The heritability of ex vivo cytokine production was underscored in a twin study; estimates of heritability of IL1β and IL1Ra production were 86% and 53%, respectively.3 Nevertheless, the difference in IL1β production between patients with RA and healthy controls could not be explained by the distribution of C‐511T. This is in contrast to a previous study which found a specific haplotype tagged by C‐511T to be associated with higher IL1β production in patients (n = 25) and in controls (n = 31).15 Compared with the mentioned study, the results in the healthy control group (n = 61) seem to confirm these data as there was a trend for higher IL1β production with carriership of the T‐allele. As no association was observed in the patients with RA (n = 72), we do not know whether the difference in innate IL1β production is caused by a mutation in the IL1 genes. In general, studies concerning the association of IL1 gene polymorphisms with IL1β production have shown different and conflicting results.14,28,29,30,31 Probably, other related polymorphisms and/or epigenetic factors like methylation of genes, contribute to different levels of innate IL1β production.

A strength of the current study is that blood samples of 76 patients with severe RA were obtained very early in the disease course.16 Remarkably, ex vivo IL1Ra production was a better predictor of radiographic progression than several well‐known predictors of destructive RA.19,20 The association of IL1Ra production with joint damage despite aggressive treatment and low overall progression scores in the cohort under study points to a key role for IL1β and IL1Ra in the pathogenesis of RA.

In conclusion, the results of this study show that ex vivo LPS‐induced IL1β and IL1Ra production levels indicate a RA‐specific endophenotype with high ex vivo production of IL1Ra being independently and strongly associated with radiographic progression.
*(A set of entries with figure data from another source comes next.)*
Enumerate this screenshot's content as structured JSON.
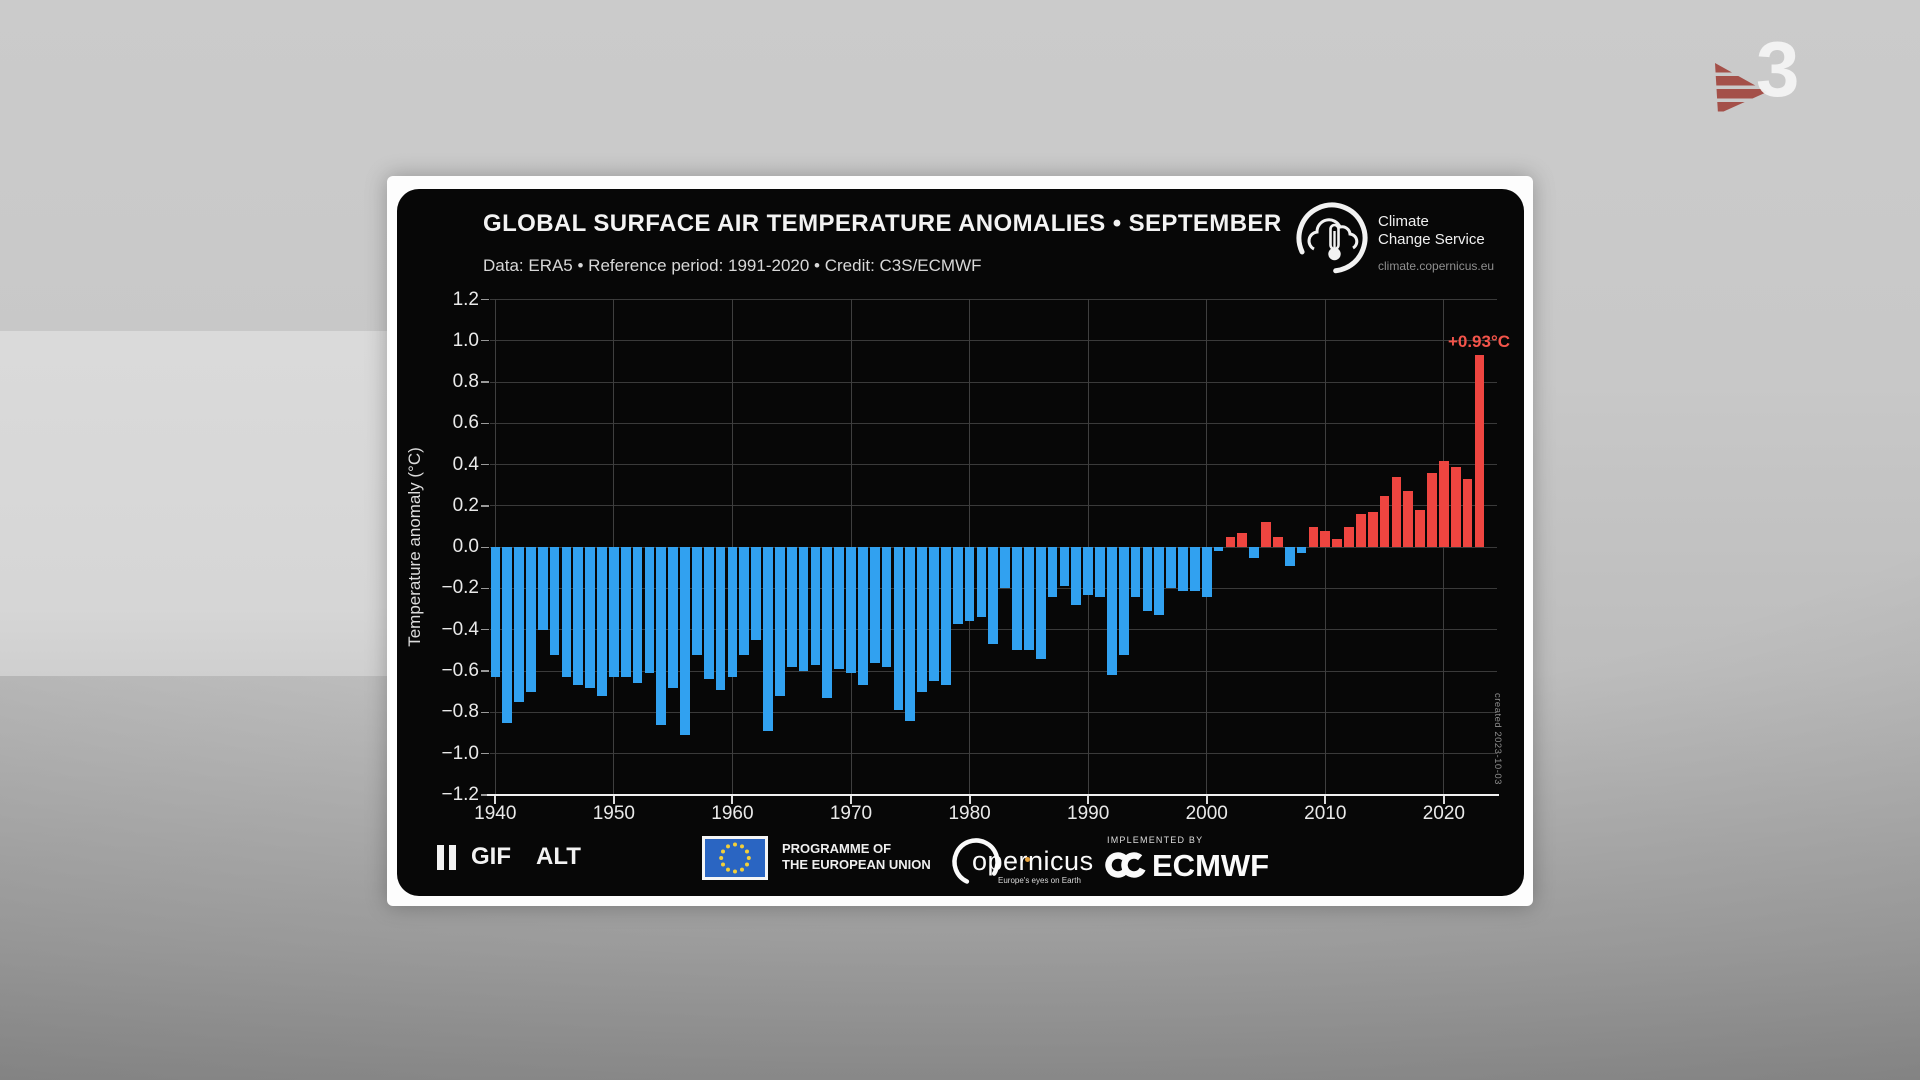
{
  "channel_bug": {
    "number": "3"
  },
  "header": {
    "title": "GLOBAL SURFACE AIR TEMPERATURE ANOMALIES • SEPTEMBER",
    "subtitle": "Data: ERA5 • Reference period: 1991-2020 • Credit: C3S/ECMWF",
    "logo": {
      "name_line1": "Climate",
      "name_line2": "Change Service",
      "website": "climate.copernicus.eu"
    }
  },
  "chart_data": {
    "type": "bar",
    "title": "Global surface air temperature anomalies • September",
    "ylabel": "Temperature anomaly (°C)",
    "ylim": [
      -1.2,
      1.2
    ],
    "ytick_step": 0.2,
    "yticks": [
      "1.2",
      "1.0",
      "0.8",
      "0.6",
      "0.4",
      "0.2",
      "0.0",
      "−0.2",
      "−0.4",
      "−0.6",
      "−0.8",
      "−1.0",
      "−1.2"
    ],
    "xticks": [
      1940,
      1950,
      1960,
      1970,
      1980,
      1990,
      2000,
      2010,
      2020
    ],
    "x_start": 1940,
    "x_end": 2023,
    "grid": true,
    "values": [
      -0.63,
      -0.85,
      -0.75,
      -0.7,
      -0.4,
      -0.52,
      -0.63,
      -0.67,
      -0.68,
      -0.72,
      -0.63,
      -0.63,
      -0.66,
      -0.61,
      -0.86,
      -0.68,
      -0.91,
      -0.52,
      -0.64,
      -0.69,
      -0.63,
      -0.52,
      -0.45,
      -0.89,
      -0.72,
      -0.58,
      -0.6,
      -0.57,
      -0.73,
      -0.59,
      -0.61,
      -0.67,
      -0.56,
      -0.58,
      -0.79,
      -0.84,
      -0.7,
      -0.65,
      -0.67,
      -0.37,
      -0.36,
      -0.34,
      -0.47,
      -0.2,
      -0.5,
      -0.5,
      -0.54,
      -0.24,
      -0.19,
      -0.28,
      -0.23,
      -0.24,
      -0.62,
      -0.52,
      -0.24,
      -0.31,
      -0.33,
      -0.2,
      -0.21,
      -0.21,
      -0.24,
      -0.02,
      0.05,
      0.07,
      -0.05,
      0.12,
      0.05,
      -0.09,
      -0.03,
      0.1,
      0.08,
      0.04,
      0.1,
      0.16,
      0.17,
      0.25,
      0.34,
      0.27,
      0.18,
      0.36,
      0.42,
      0.39,
      0.33,
      0.93
    ],
    "colors": {
      "positive": "#ee4540",
      "negative": "#31a1f0"
    },
    "annotation": {
      "text": "+0.93°C",
      "year": 2023
    },
    "created_label": "created 2023-10-03"
  },
  "footer": {
    "gif_label": "GIF",
    "alt_label": "ALT",
    "eu": {
      "line1": "PROGRAMME OF",
      "line2": "THE EUROPEAN UNION"
    },
    "copernicus": {
      "wordmark": "opernicus",
      "tagline": "Europe's eyes on Earth"
    },
    "ecmwf": {
      "implemented_by": "IMPLEMENTED BY",
      "wordmark": "ECMWF"
    }
  }
}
Further studies addressing the pathogenetic background of high ex vivo IL1Ra production in recent‐onset RA are needed and are useful to unravel the genetic background of RA.


DMARD - disease‐modifying antirheumatic drug

HAQ - health assessment questionnaire

IL1 interleukin 1 -

IL1β - interleukin 1 beta

IL1Ra - interleukin 1 receptor antagonist

LPS - lipopolysaccharide

RA - rheumatoid arthritis

SHS - Sharp–van der Heijde score


Funding: The BeSt Study was supported by a grant from the Dutch College for Health Insurance Companies (CVZ). Additional funding was from Centocor and Schering‐Plough.

Competing interests: None.

The Dutch College for Health Insurance Companies, Centocor and Schering‐Plough had no role in the design of the study, the collection, the analysis and interpretation of the data, the writing of the report or the decision to submit.